3 thoughts on “The Big ‘Renewable’ Energy Lie: Not Cheap, Not Clean, Not Green

  1. Subsidies don’t reduce costs. they hide them in your tax bill where politicians hope you won’t notice them. If you do happen to notice them, they natter about “the rich” paying “their fair share.” Maggie Thacher asked “What happens when you run out of other people’s money?”

  2. Advice to people lodging objections. Seven general objections to all unreliable energy projects, wind, solar, batteries, pumped hydro.

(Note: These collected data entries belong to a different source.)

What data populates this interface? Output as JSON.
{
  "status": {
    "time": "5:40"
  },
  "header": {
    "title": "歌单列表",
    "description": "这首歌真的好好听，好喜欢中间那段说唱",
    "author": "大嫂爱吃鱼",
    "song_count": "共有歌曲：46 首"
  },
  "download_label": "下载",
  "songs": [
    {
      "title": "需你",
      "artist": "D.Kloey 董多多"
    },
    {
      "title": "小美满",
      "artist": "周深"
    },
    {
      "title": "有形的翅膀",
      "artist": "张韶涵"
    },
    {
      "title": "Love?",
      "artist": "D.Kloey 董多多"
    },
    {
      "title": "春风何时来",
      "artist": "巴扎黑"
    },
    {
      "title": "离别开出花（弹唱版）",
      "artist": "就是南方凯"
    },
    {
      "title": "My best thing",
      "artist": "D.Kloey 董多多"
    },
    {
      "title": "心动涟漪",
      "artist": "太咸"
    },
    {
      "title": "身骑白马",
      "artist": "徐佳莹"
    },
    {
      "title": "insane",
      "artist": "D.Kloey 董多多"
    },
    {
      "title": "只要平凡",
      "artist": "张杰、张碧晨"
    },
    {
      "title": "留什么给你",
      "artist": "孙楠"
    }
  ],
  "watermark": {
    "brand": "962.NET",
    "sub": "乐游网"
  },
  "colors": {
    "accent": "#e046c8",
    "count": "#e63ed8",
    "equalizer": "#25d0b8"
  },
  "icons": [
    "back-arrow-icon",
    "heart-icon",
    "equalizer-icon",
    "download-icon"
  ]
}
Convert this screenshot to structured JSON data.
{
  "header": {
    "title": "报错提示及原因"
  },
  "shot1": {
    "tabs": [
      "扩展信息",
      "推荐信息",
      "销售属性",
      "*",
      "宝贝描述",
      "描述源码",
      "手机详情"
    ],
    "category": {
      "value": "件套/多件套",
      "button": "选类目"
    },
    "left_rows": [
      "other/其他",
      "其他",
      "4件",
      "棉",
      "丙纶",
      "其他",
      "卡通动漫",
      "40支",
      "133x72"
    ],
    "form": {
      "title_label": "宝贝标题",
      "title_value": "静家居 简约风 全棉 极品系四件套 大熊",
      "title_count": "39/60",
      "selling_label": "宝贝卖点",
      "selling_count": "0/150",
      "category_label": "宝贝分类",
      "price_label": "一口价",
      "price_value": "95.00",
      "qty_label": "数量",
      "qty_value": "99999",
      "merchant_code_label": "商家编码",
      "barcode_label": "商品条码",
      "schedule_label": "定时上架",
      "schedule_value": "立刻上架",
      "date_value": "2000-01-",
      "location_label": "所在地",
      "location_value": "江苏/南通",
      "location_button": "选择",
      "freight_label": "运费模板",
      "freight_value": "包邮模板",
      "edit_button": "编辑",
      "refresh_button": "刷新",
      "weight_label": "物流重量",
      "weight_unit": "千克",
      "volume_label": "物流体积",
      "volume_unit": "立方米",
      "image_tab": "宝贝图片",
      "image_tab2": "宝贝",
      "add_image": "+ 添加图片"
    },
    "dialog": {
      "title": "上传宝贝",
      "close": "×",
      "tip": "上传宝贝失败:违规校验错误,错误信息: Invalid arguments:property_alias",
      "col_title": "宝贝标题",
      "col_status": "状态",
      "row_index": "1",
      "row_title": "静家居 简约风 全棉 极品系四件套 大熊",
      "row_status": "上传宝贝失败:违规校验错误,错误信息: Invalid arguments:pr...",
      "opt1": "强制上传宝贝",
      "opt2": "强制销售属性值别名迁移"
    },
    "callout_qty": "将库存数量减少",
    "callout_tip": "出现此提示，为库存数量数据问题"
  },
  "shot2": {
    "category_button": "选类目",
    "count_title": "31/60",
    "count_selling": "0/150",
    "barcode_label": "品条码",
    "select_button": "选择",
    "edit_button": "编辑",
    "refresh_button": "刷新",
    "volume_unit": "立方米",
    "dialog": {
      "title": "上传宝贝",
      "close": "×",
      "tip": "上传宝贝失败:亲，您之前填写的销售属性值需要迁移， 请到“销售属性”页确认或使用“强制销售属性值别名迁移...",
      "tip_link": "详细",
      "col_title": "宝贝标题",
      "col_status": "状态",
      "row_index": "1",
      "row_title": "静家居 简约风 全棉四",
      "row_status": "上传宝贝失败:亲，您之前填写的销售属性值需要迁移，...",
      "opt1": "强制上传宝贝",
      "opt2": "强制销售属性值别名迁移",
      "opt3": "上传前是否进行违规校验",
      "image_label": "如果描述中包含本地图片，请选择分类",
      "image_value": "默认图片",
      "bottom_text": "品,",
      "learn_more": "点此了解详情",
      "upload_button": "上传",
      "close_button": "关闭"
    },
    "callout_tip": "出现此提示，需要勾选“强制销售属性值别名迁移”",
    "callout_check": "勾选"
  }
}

    Support the move to stop using the term renewables, just tell the truth and call them unreliables.

    1 The ABC of intermittent energy.

    1. Input to the grid must continuously match the demand.
    2. The continuity of RE is broken on nights with little or no wind.
    3. There is no feasible or affordable large-scale storage to bridge the gaps.

    The ABC explains that the transition to wind and solar power is impossible with current storage technology. Consequently we are approaching a tipping point when coal capacity runs down to the point where there is not be enough dispatchable capacity to meet demand on windless nights.

    Attach file for the ABC and the link

    https://newcatallaxy.blog/2023/07/11/approaching-the-tipping-point/

    2 The  human and environmental impact through all the stages from mining in remote places overseas to the disposal of toxic junk in local landfill

    3  Protecting farmland. See Article 2 from the Paris Agreement in 2015.

    This Agreement, in enhancing the implementation of the Convention, including its objective, aims to strengthen the global response to the threat of climate change, in the context of sustainable development and efforts to eradicate poverty, including by:

    Increasing the ability to adapt to the adverse impacts of climate change and foster climate resilience and low greenhouse gas emissions development, in a manner that does not threaten food production;

    That means no solar projects, no wind projects, no battery projects on rural land.

    4 There is no business case for the unreliable energy providers in the absence of subsidies and mandates.

    5  The rising cost of energy has driven many energy-intensive enterprises to the wall or overseas, with more to come.

    6 National security is undermined by sourcing most of the expensive and unreliable energy infrastructure from a potentially hostile nation.

    7 The opportunity cost, which is hardly ever mentioned. That is not the cost in dollars that just adds to the national debt. We don’t actually see that, it is just a number that gets bigger every month. The opportunity cost is all the useful things that we don’t get to see, things that we could have got for the same amount of money, like hospitals, schools, roads, bridges, disability services, police, military hardware etc.

    Instead we spend tens of billions to get more expensive and less reliable energy with a tragic environmental impact from assets that will be stranded as soon as the subsidies and mandates stop.